Escaping the Vulnerability Management Hamster Wheel

Most vulnerability programs are stuck in a loop of scanning, reporting, and patching that offers a false sense of accomplishment. Escaping this cycle requires shrinking the attack surface, prioritizing with context, and applying pressure that drives remediation without alienating the teams who do the work.

Most vulnerability management programs are a self-defeating loop. We scan, generate reports, and chase patches. This approach keeps everyone busy but rarely drives meaningful risk reduction. Our scans lack visibility, and their severity ratings don’t account for context.

As a result, the effort to apply patches distracts from higher-impact work. To escape this hamster wheel of pain, we should:

• Reduce the attack surface so there’s less to patch
• Look beyond scanning to identify the vulnerabilities
• Use context when prioritizing remediation
• Apply pressure so the findings are addressed responsibly

Reduce Your Attack Surface

Most vulnerability programs optimize for a “local maximum” by focusing on faster patching. We look for reductions in mean-time-to-remediation, and celebrate incremental improvements. This approach can’t keep pace with the unending stream of new vulnerabilities.

The “true maximum” starts with reducing the attack surface. Yes, we should address the security issues in our environments. But the only way to keep up is by shrinking what requires remediation in the first place.

First, let’s work with colleagues in IT and DevOps to find unnecessary servers, user accounts, installed software, and SaaS apps. The fewer IT components we have, the less work we have to put into securing them. This improves security as well as lightens the IT load and reduces costs.

What we can’t remove, we can make more resilient. This way, if a vulnerability is discovered on that resource, its risk will be lower, giving the organization more time to respond or, if the risk is low enough, ignore the finding. Restricting public internet access to a system is a classic way to lower risk.

Look Beyond Scanning

Scanning the network to find vulnerabilities presents a limited view. The scanner can rarely access all the systems and is too slow to detect short-lived resources. And for the systems they can access, the scanners need credentials, which are hard to maintain. As a result, scanners produce lengthy reports that lack important vulnerabilities while overwhelming teams with irrelevant findings.

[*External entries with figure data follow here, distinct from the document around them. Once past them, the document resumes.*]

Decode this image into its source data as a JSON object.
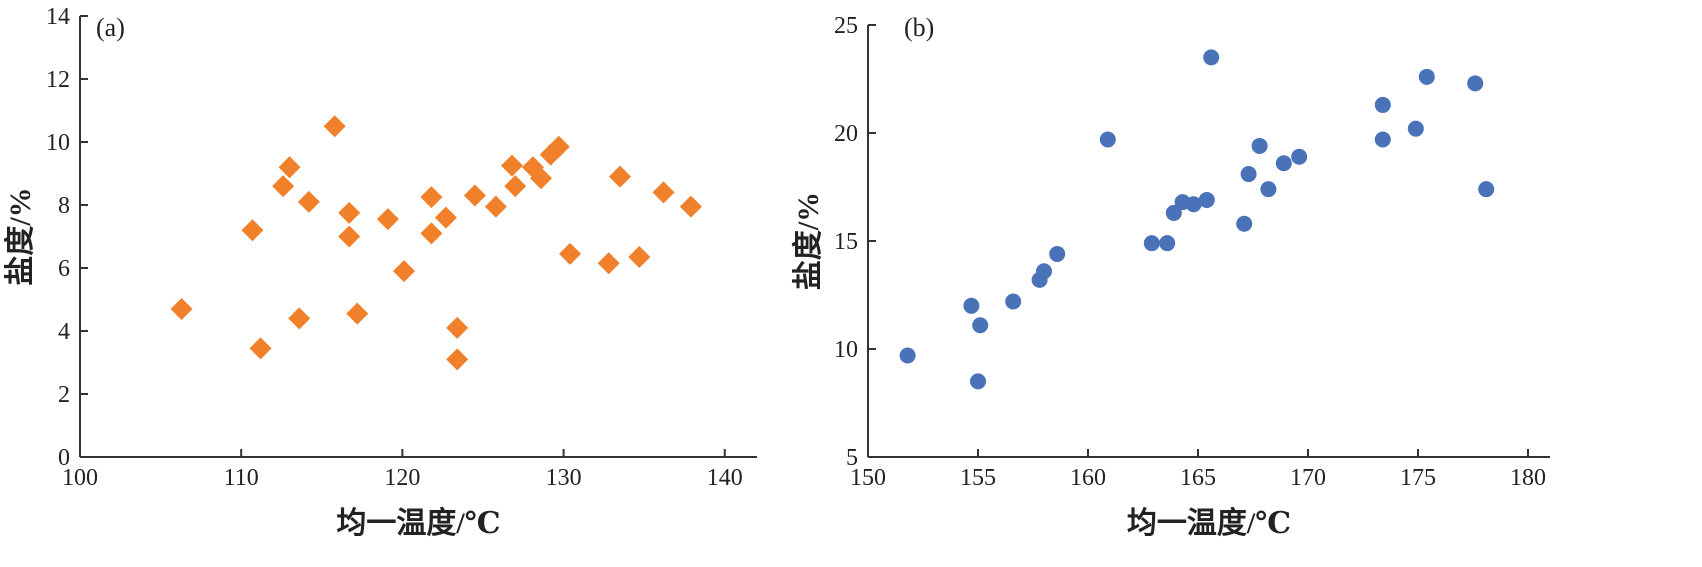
{
  "chart_data": [
    {
      "type": "scatter",
      "panel_label": "(a)",
      "xlabel": "均一温度/℃",
      "ylabel": "盐度/%",
      "xlim": [
        100,
        142
      ],
      "ylim": [
        0,
        14
      ],
      "xticks": [
        "100",
        "110",
        "120",
        "130",
        "140"
      ],
      "yticks": [
        "0",
        "2",
        "4",
        "6",
        "8",
        "10",
        "12",
        "14"
      ],
      "marker": "diamond",
      "color": "#f0802a",
      "grid": false,
      "points": [
        {
          "x": 106.3,
          "y": 4.7
        },
        {
          "x": 110.7,
          "y": 7.2
        },
        {
          "x": 111.2,
          "y": 3.45
        },
        {
          "x": 112.6,
          "y": 8.6
        },
        {
          "x": 113.0,
          "y": 9.2
        },
        {
          "x": 113.6,
          "y": 4.4
        },
        {
          "x": 114.2,
          "y": 8.1
        },
        {
          "x": 115.8,
          "y": 10.5
        },
        {
          "x": 116.7,
          "y": 7.75
        },
        {
          "x": 116.7,
          "y": 7.0
        },
        {
          "x": 117.2,
          "y": 4.55
        },
        {
          "x": 119.1,
          "y": 7.55
        },
        {
          "x": 120.1,
          "y": 5.9
        },
        {
          "x": 121.8,
          "y": 8.25
        },
        {
          "x": 121.8,
          "y": 7.1
        },
        {
          "x": 122.7,
          "y": 7.6
        },
        {
          "x": 123.4,
          "y": 4.1
        },
        {
          "x": 123.4,
          "y": 3.1
        },
        {
          "x": 124.5,
          "y": 8.3
        },
        {
          "x": 125.8,
          "y": 7.95
        },
        {
          "x": 126.8,
          "y": 9.25
        },
        {
          "x": 127.0,
          "y": 8.6
        },
        {
          "x": 128.1,
          "y": 9.2
        },
        {
          "x": 128.6,
          "y": 8.85
        },
        {
          "x": 129.2,
          "y": 9.6
        },
        {
          "x": 129.7,
          "y": 9.85
        },
        {
          "x": 130.4,
          "y": 6.45
        },
        {
          "x": 132.8,
          "y": 6.15
        },
        {
          "x": 133.5,
          "y": 8.9
        },
        {
          "x": 134.7,
          "y": 6.35
        },
        {
          "x": 136.2,
          "y": 8.4
        },
        {
          "x": 137.9,
          "y": 7.95
        }
      ]
    },
    {
      "type": "scatter",
      "panel_label": "(b)",
      "xlabel": "均一温度/℃",
      "ylabel": "盐度/%",
      "xlim": [
        150,
        181
      ],
      "ylim": [
        5,
        25
      ],
      "xticks": [
        "150",
        "155",
        "160",
        "165",
        "170",
        "175",
        "180"
      ],
      "yticks": [
        "5",
        "10",
        "15",
        "20",
        "25"
      ],
      "marker": "circle",
      "color": "#4a72b8",
      "grid": false,
      "points": [
        {
          "x": 151.8,
          "y": 9.7
        },
        {
          "x": 154.7,
          "y": 12.0
        },
        {
          "x": 155.0,
          "y": 8.5
        },
        {
          "x": 155.1,
          "y": 11.1
        },
        {
          "x": 156.6,
          "y": 12.2
        },
        {
          "x": 157.8,
          "y": 13.2
        },
        {
          "x": 158.0,
          "y": 13.6
        },
        {
          "x": 158.6,
          "y": 14.4
        },
        {
          "x": 160.9,
          "y": 19.7
        },
        {
          "x": 162.9,
          "y": 14.9
        },
        {
          "x": 163.6,
          "y": 14.9
        },
        {
          "x": 163.9,
          "y": 16.3
        },
        {
          "x": 164.3,
          "y": 16.8
        },
        {
          "x": 164.8,
          "y": 16.7
        },
        {
          "x": 165.4,
          "y": 16.9
        },
        {
          "x": 165.6,
          "y": 23.5
        },
        {
          "x": 167.1,
          "y": 15.8
        },
        {
          "x": 167.3,
          "y": 18.1
        },
        {
          "x": 167.8,
          "y": 19.4
        },
        {
          "x": 168.2,
          "y": 17.4
        },
        {
          "x": 168.9,
          "y": 18.6
        },
        {
          "x": 169.6,
          "y": 18.9
        },
        {
          "x": 173.4,
          "y": 21.3
        },
        {
          "x": 173.4,
          "y": 19.7
        },
        {
          "x": 174.9,
          "y": 20.2
        },
        {
          "x": 175.4,
          "y": 22.6
        },
        {
          "x": 177.6,
          "y": 22.3
        },
        {
          "x": 178.1,
          "y": 17.4
        }
      ]
    }
  ]
}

Relying solely on scanning creates an illusion of managing vulnerabilities. At best, it helps with compliance. At worst, it distracts from the more important efforts.

A better approach is to tap into multiple data sources, not just the scanners. Gather vulnerability details from endpoint agents, cloud infrastructure tools, systems management software, and other systems that can catalog installed software or uncover a configuration issue. This gives us more reliable and comprehensive findings and provides context for prioritization.

Prioritize with Context

The values used to compute the base vulnerability score (CVSS) are assigned without any knowledge of the organization, assuming the worst-case scenario. This inflates severity compared to actual risk when we take into account organization- or system-specific factors. To prioritize accurately, we should consider these factors alongside the base CVSS score:

• How likely is an attacker to reach and exploit the system (e.g., is it accessible from the internet)?
• What mitigating factors (e.g., outbound restrictions) reduce exploit success?
• How sensitive is the data on or accessible from that system?

Context can also reveal that a vulnerability is more urgent than the base score suggests. For example, a CVSS 6.5 on an internet-facing authentication server with access to sensitive data might warrant faster remediation than a CVSS 9.0 on an isolated test system.

Context-based scoring does more than improve accuracy. It builds trust with the teams that must perform the remediation. If colleagues know that our rankings account for meaningful risk, they are more likely to take us seriously.

Apply Pressure Responsibly

Security leaders own the vulnerability management program. Yet, our teams rarely have the authority to patch systems directly. The servers might be managed by the SREs, in-house software by developers, and endpoint software by IT. Then what’s our role? We can start by:

1. Identifying vulnerabilities across all relevant resources.
2. Cleaning the vulnerability data to ensure accuracy.
3. Assigning risk-based priority to the findings by accounting for context.
4. Communicating to the relevant teams which issues they need to address and with which priority.

Next, we can monitor the remediation progress, confirm that the fixes are deployed, and measure whether the teams stay within the target remediation timeframes. Yet, if all we do is report on mean-time-to-remediate and similar metrics, we’re not doing enough.

As security leaders, we should apply pressure while being supportive, firmly ensuring the right work gets prioritized while understanding the constraints and incentives of the teams who must do the work.

To apply pressure constructively, understand what motivates other teams. What are their objectives? What does success look like from their perspective? We can attend their sprint meetings and similar discussions. Understand their world, frame the discussion on their terms, and be collaborative.

Breaking the Loop

This is how we escape the hamster wheel: Not by running faster, but by shrinking what needs to be patched, seeing more of what matters, prioritizing with context, and holding teams accountable without alienating them. The result is a vulnerability program that genuinely reduces risk.